Hoewel kinderopvangmedewerkers relatief vaak ziek zijn, duren de periodes van ziekte vaak niet heel lang. De gemiddelde duur van een ziekmelding bedraagt 9 dagen. Ter vergelijking, in de zorgsector is dit 10 dagen. Ondanks dat het totale verzuim in de zorg iets lager is dan in de kinderopvang, laat dit zien dat de aard van de klachten in beide sectoren verschillend kan zijn. Een aanzienlijk deel van de kinderopvangmedewerkers, ongeveer 40%, wist in 2023 zonder verzuim te werken.
Het hoge ziekteverzuim in de kinderopvang heeft aanzienlijke financiële gevolgen. Medewerkers ervaren werkdruk door het gebrek aan continuïteit in het team en het moeten overnemen van taken van zieke collega's. Werkgevers maken aanzienlijke kosten door het betalen van zieke medewerkers en het organiseren van vervanging. In Nederland betalen werkgevers maximaal twee jaar door bij ziekte, terwijl dit in de meeste andere landen beperkt is tot twee tot vier weken. Daarna worden de kosten gedekt door een sociale verzekering. Met behulp van een verzuimkostencalculator kan de financiële impact van ziekteverzuim berekend worden. Uit berekeningen blijkt dat 7,7 procent verzuim jaarlijks 3.800 euro per FTE kost.
De Cao Kinderopvang regelt de loondoorbetaling bij ziekte. Artikel 5.11 bepaalt dat de werkgever verplicht is om de eerste zes maanden 100 procent van het brutosalaris door te betalen. Daarna wordt een lager percentage uitbetaald, tot een maximum van twee jaar (104 weken). De hoogte van dit percentage is afhankelijk van de specifieke situatie. Na twee jaar vervalt de loondoorbetalingsplicht van de werkgever. De medewerker kan dan een WIA-uitkering aanvragen bij het UWV (Wet werk en inkomen naar arbeidsvermogen).

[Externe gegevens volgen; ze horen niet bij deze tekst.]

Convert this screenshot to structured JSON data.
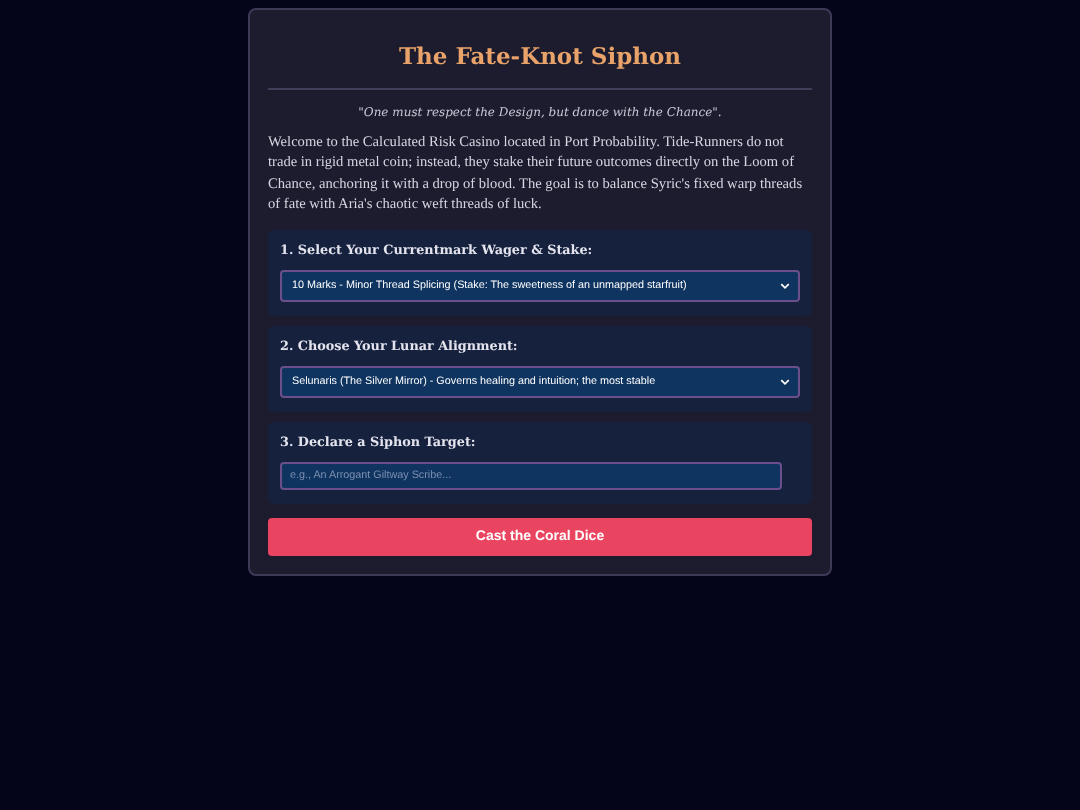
{
  "title": "The Fate-Knot Siphon",
  "quote": "\"One must respect the Design, but dance with the Chance\".",
  "intro": "Welcome to the Calculated Risk Casino located in Port Probability. Tide-Runners do not trade in rigid metal coin; instead, they stake their future outcomes directly on the Loom of Chance, anchoring it with a drop of blood. The goal is to balance Syric's fixed warp threads of fate with Aria's chaotic weft threads of luck.",
  "sections": [
    {
      "kind": "select",
      "label": "1. Select Your Currentmark Wager & Stake:",
      "value": "10 Marks - Minor Thread Splicing (Stake: The sweetness of an unmapped starfruit)"
    },
    {
      "kind": "select",
      "label": "2. Choose Your Lunar Alignment:",
      "value": "Selunaris (The Silver Mirror) - Governs healing and intuition; the most stable"
    },
    {
      "kind": "text",
      "label": "3. Declare a Siphon Target:",
      "placeholder": "e.g., An Arrogant Giltway Scribe..."
    }
  ],
  "button": "Cast the Coral Dice"
}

Het concept van ‘passend werk’ speelt een belangrijke rol bij het bevorderen van een snelle terugkeer naar werk na ziekte. De werkgever is verplicht om te kijken naar de mogelijkheden om de medewerker te laten werken aan taken die aansluiten bij zijn of haar benutbare mogelijkheden. Hierbij wordt rekening gehouden met het arbeidsverleden, de opleiding, de gezondheidstoestand, de afstand tot het eigen werk en het bijbehorende loon. Als de medewerker langer arbeidsongeschikt is, of als het minder waarschijnlijk is dat hij of zij het eigen werk weer kan uitvoeren, kan het passende werk meer afwijken van de oorspronkelijke functie.
Na de coronajaren 2020 en 2021 is het ziekteverzuim in de kinderopvang gestegen boven het gemiddelde van de zorg- en welzijnssector. In het eerste kwartaal van 2022 werd een piek bereikt met een verzuimpercentage van 10 procent. Hoewel het verzuim in 2023 iets afnam ten opzichte van 2022, zette deze daling in 2024 niet verder door. Historische data laten zien dat het ziekteverzuim in de kinderopvang al sinds 2010 geleidelijk toeneemt, met de coronapandemie als een belangrijke katalysator.
Het ziekteverzuim in de kinderopvang is een complex probleem met diverse oorzaken, waaronder de blootstelling aan infecties, hoge werkdruk, personeelstekorten en een gebrek aan balans tussen werk en privéleven. Het heeft aanzienlijke financiële gevolgen voor zowel werkgevers als de continuïteit van de opvang. Het is essentieel dat werkgevers en werknemers samenwerken om dit probleem aan te pakken, bijvoorbeeld door te investeren in preventieve maatregelen, het verminderen van de werkdruk, het bevorderen van een gezonde werkcultuur en het bieden van ondersteuning bij re-integratie. Een beter begrip van de oorzaken en gevolgen van ziekteverzuim is een belangrijke stap in het vinden van effectieve oplossingen.